Between the saturation of landfills and the need for recycling, Kericho County, located 270 km from Nairobi, is committed to converting urban waste into energy. The implementation of this project, supported by local authorities, will eventually reduce greenhouse gas emissions.
In Kenya, Kericho County wants to provide a sustainable solution to the problem of solid waste pollution. To do so, the local authorities in partnership with the non-governmental organization (NGO) Practical Action will set up a waste-to-energy plant, the capacity of which has not yet been disclosed. The facility will create jobs.
According to Richard Mitei, Kericho County’s Water, Energy, Environment and Natural Resources Officer, the program will also provide 900 pedal garbage cans and 4,500 bags, as well as a full set of 250 personal protective equipment to the county’s residents, who will be trained in the use of the devices.

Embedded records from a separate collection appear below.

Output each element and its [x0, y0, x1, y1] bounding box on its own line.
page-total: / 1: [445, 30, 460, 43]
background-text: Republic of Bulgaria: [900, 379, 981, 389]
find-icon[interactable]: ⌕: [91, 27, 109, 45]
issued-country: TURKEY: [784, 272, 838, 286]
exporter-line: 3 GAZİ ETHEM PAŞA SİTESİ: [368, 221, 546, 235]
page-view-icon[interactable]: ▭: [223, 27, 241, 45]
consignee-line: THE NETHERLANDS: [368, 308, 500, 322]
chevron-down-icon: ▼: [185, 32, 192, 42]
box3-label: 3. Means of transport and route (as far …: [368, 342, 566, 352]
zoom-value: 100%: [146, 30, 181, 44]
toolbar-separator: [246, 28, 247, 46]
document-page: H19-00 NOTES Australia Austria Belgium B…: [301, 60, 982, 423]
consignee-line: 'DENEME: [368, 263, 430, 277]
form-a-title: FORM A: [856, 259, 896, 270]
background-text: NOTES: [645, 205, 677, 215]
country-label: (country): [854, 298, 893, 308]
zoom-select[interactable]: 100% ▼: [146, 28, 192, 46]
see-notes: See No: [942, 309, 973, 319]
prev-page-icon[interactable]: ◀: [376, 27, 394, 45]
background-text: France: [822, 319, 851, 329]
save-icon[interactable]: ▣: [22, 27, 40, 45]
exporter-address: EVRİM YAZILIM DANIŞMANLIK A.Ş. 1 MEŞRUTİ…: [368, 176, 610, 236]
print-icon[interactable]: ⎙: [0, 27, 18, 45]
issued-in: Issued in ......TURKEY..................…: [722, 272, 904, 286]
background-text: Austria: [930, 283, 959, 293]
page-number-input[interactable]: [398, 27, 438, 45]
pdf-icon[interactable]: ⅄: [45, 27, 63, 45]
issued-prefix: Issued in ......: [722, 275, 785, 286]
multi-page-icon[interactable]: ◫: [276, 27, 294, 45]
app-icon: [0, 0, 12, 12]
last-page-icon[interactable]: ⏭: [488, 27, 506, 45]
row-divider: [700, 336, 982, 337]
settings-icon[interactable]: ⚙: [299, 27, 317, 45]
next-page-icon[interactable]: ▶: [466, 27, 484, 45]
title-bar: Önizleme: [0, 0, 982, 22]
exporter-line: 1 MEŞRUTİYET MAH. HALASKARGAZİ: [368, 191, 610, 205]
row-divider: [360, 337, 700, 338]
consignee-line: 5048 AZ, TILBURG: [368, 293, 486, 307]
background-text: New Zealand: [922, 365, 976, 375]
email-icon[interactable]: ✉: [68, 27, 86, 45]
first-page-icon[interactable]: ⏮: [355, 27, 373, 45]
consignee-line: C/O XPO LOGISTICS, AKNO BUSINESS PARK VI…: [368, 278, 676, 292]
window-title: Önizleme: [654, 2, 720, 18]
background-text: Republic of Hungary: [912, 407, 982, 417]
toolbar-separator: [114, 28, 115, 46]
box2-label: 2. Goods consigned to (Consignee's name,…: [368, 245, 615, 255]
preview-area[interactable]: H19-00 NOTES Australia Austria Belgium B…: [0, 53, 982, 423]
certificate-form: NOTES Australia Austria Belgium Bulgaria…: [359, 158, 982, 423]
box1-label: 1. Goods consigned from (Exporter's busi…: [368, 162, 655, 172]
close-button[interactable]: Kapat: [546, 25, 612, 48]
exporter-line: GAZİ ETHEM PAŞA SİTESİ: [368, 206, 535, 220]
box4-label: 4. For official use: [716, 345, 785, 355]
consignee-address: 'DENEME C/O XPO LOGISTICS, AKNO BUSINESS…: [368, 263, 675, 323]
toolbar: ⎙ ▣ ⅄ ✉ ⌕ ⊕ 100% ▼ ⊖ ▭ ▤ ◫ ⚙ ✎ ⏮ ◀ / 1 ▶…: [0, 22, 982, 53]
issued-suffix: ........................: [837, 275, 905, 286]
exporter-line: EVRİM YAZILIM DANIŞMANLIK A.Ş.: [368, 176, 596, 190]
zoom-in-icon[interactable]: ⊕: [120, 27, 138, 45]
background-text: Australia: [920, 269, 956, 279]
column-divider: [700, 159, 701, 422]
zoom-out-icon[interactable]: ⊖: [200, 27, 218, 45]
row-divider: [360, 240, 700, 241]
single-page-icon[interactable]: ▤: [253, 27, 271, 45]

Optimizing the waste management system
A report by the United Nations Environment Programme (UNEP) indicates that poor solid waste management or disposal contributes to 5% of global GHG emissions. In this context, the Kenyan government is increasingly promoting waste-to-energy initiatives to ensure a diversified electricity mix and decentralized power generation.
In Kakamega, for example, the Swedish energy company VR Holding AB is implementing a project to build a 10 MW solid waste-to-energy plant at a total cost of 6 billion Kenyan shillings (about $53 million). The recovered solid waste will be collected in Kakamega, Busia, Homa Bay, Trans Nzoia, Bungoma and Vihiga counties.